Describing an incoherent argument as an incoherent argument = "nasty." I can see why anon is anon. I would be too, if I was such a snowflake.


anon & Kevin Heller:

As someone who is often very critical of Israeli policy - yes, criticism of Israel does, sometimes attract wrongful accusations of anti-semitism. But a difficulty that anyone criticising Israel has to face up to is that many critics of Israel start from an antisemitic position, many Palestinian groups have embraced antisemitism, quite a few critics are at least in part motivated by antisemitism - and far too many on the left (or the right) tolerate this anti-semitism, or at least engage in an embarrassed silence, and shuffle their shoes.

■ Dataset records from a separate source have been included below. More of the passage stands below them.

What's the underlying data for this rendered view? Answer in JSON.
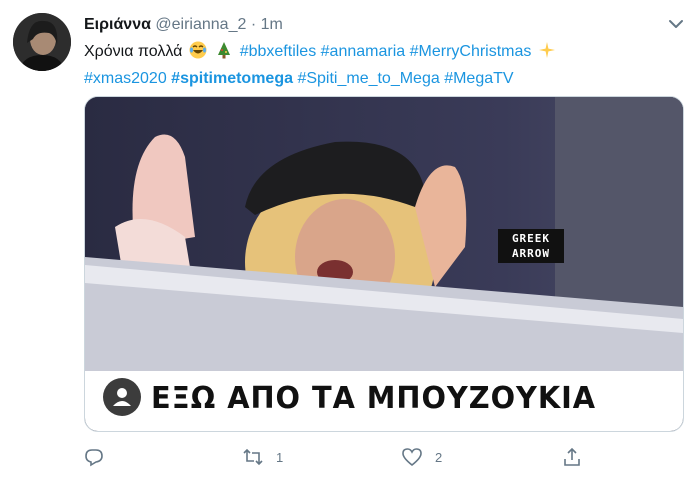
{
  "tweet": {
    "display_name": "Ειριάννα",
    "handle": "@eirianna_2",
    "separator": "·",
    "time": "1m",
    "text_intro": "Χρόνια πολλά",
    "hashtags_line1": [
      "#bbxeftiles",
      "#annamaria",
      "#MerryChristmas"
    ],
    "hashtags_line2": [
      "#xmas2020",
      "#spitimetomega",
      "#Spiti_me_to_Mega",
      "#MegaTV"
    ],
    "emojis": [
      "laughing-crying-emoji",
      "christmas-tree-emoji",
      "sparkle-emoji"
    ]
  },
  "media": {
    "watermark_line1": "GREEK",
    "watermark_line2": "ARROW",
    "caption": "ΕΞΩ ΑΠΟ ΤΑ ΜΠΟΥΖΟΥΚΙΑ"
  },
  "actions": {
    "reply_count": "",
    "retweet_count": "1",
    "like_count": "2",
    "share_count": ""
  },
  "colors": {
    "link": "#1b95e0",
    "muted": "#657786",
    "border": "#ccd6dd"
  }
}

That reality does not mean that critics of Israeli policy should accept being routinely and dishonestly being called antisemitic. An interesting detail from some opinion polls I like to point out to those who suggest that Jews are uncritical Israel supporters - most surveys I have seen have found that non-Israeli jews are more likely to be critical of Israeli policy than gentiles in the general population, by about 2-5%. I'd have to dig out the date, but it's reliable and fairly consistent (lot of "don't knows" in the general population.)



Very true. "Jews" are not, as some would contend, part of "world wide Jewry" and do not slavishly adhere to ideological positions associated with the "Jewish race" in the face of reality.

Of course, as instructed above and in the world view of those who say such things, it is the "right wing" that wrongly and "desperately" attacks "anti Semitism" on the "left" (!) - when in truth, those on the "left" (as we all should know, again, as one is to suppose from the comment above) have in the main exemplified principled opposition to Jew Hate and propounded only principled opposition to the "Zionists" in Israel. ("Of course we on the left need to resist the right-wing's desperate attempts to equate all criticism of Israel with anti-Semitism ...") Yes, the "right wing" is the defender of Jews, and, well, the "Left" is too!

Is it any wonder that Jew Hate thrives in legal academia? Is it not possible to draw conclusions based on the fact that a scholar ensconced in legal academia would propound assertions such as these as facts?